Un matin, dans une ruelle peu fréquentée, il découvre la belle Ichrak morte, ensanglantée. Ichrak n'a pas de père et sa mère, la farouche Zahira, est folle depuis longtemps. Alors qui pouvait bien lui en vouloir ? Tous ! Car Ichrak la sublime avait la langue bien pendue et ne s'en laissait pas conter.
Et certainement pas par tous ces hommes concupiscents qui la guettaient et rêvaient de la soumettre à leur volonté. Ces nombreux hommes qui évoluent autour d'Ichrak, à commencer par le commissaire Daoudi, qui mène l'enquête. Lui-même est tombé sous le charme de la belle, mais n'a jamais réussi à la faire plier. Il y a bien sûr Sese le migrant, mais aussi Nordine le voyou, Farida la femme d'affaires avertie et son mari le très ambigu Cherkaoui, qui entretient une bien étrange relation avec Ichrak.
Dans ce quartier misérable, les migrants arrivent du Congo, du Cameroun, du Sénégal.

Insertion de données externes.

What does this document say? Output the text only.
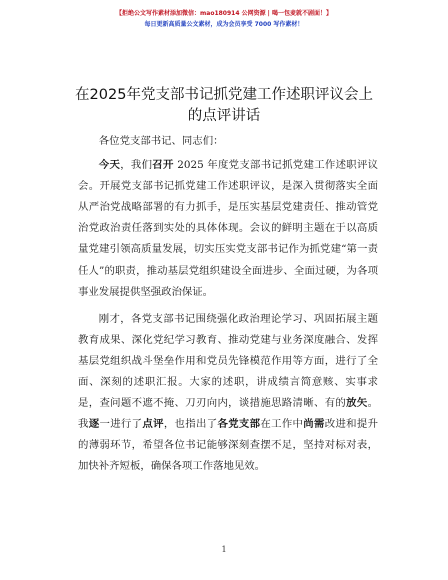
【拒绝公文写作素材添加微信：mao180914 公网资源 | 喝一包麦就不剧面！】
每日更新高质量公文素材，成为会员享受 7000 写作素材！
在2025年党支部书记抓党建工作述职评议会上
的点评讲话

各位党支部书记、同志们：

今天，我们召开 2025 年度党支部书记抓党建工作述职评议会。开展党支部书记抓党建工作述职评议，是深入贯彻落实全面从严治党战略部署的有力抓手，是压实基层党建责任、推动管党治党政治责任落到实处的具体体现。会议的鲜明主题在于以高质量党建引领高质量发展，切实压实党支部书记作为抓党建“第一责任人”的职责，推动基层党组织建设全面进步、全面过硬，为各项事业发展提供坚强政治保证。

刚才，各党支部书记围绕强化政治理论学习、巩固拓展主题教育成果、深化党纪学习教育、推动党建与业务深度融合、发挥基层党组织战斗堡垒作用和党员先锋模范作用等方面，进行了全面、深刻的述职汇报。大家的述职，讲成绩言简意赅、实事求是，查问题不遮不掩、刀刃向内，谈措施思路清晰、有的放矢。我逐一进行了点评，也指出了各党支部在工作中尚需改进和提升的薄弱环节，希望各位书记能够深刻查摆不足，坚持对标对表，加快补齐短板，确保各项工作落地见效。

1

Ils n'ont pas trouvé d'issue à leur course vers l'Europe et ont posé ici leurs maigres bagages. Ils squattent des immeubles miteux lorgnés par les promoteurs. Ces derniers rêvent de transformer les quartiers pauvres de Casablanca pour les proposer aux plus riches, centres commerciaux, palaces, immeubles de luxe remplaceraient opportunément ces ruines, pourvu que l'on puisse en chasser les habitants. Et l'auteur nous décrit, avec une gouaille et un sens du dialogue qui nous embarquent dans une sordide réalité, les malversations, magouilles et affaires qui se trament ici sous le manteau.